Senjata sabel ini berasal dari Eropa, lebih tepatnya Hungaria pada abad ke 10. Pedang ini memiliki panjang bervariasi, maksimal 1,2 meter. Pedang sabel ini di bagian gagangnya disertai besi untuk melindungi tangan pemegangnya.
Selain untuk senjata dalam peperangan, sabel juga biasa dipakai untuk acara seremonial militer dan Kraton Yogyakarta maupun Surakarta.
Di dunia bela diri, sabel jarang digunakan sebagai senjata sekaligus benda seni.
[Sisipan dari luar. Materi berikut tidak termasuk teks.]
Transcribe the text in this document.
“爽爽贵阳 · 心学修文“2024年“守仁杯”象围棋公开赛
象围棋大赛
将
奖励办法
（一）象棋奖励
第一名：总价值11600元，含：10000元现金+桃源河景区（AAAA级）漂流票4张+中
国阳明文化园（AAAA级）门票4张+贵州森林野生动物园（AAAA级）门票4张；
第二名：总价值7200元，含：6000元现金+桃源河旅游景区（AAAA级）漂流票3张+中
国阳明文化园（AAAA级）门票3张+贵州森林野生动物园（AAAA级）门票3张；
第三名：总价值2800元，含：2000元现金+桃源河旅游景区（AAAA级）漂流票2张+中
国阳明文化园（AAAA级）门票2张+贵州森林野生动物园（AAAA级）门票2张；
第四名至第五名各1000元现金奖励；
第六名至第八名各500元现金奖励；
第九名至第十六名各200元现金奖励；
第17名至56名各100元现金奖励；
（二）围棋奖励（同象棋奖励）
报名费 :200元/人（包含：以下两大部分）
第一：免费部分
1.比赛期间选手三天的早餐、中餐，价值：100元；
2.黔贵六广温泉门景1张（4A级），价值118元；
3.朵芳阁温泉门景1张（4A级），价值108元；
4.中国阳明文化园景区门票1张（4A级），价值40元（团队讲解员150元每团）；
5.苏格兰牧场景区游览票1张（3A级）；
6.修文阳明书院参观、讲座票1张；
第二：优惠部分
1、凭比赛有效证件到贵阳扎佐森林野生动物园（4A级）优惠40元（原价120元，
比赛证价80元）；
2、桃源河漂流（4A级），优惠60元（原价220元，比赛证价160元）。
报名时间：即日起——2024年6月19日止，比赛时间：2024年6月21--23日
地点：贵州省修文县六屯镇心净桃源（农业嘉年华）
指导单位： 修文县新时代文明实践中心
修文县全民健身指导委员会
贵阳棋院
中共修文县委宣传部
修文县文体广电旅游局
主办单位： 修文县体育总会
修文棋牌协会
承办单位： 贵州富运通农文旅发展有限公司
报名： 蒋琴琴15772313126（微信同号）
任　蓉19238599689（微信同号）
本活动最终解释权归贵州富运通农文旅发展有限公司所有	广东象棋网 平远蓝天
Sabel sering digunakan untuk pentas seni dalam bentuk sambung ganda bersenjata pedang/sabel.
Salah satu perguruan bela diri pencak silat yang sering menggunakannya untuk acara pentas adalah Pencak Silat Singapore Kesit Madu dari Margoyoso Kabupaten Pati Jawa Tengah. Beberapa praktisi Pencak Jawa atau Pencak Pencik/Gong Cik yang berkembang di Pati Utara juga sering menggunakannya untuk keperluan pentas hiburan rakyat maupun acara hajatan masyarakat.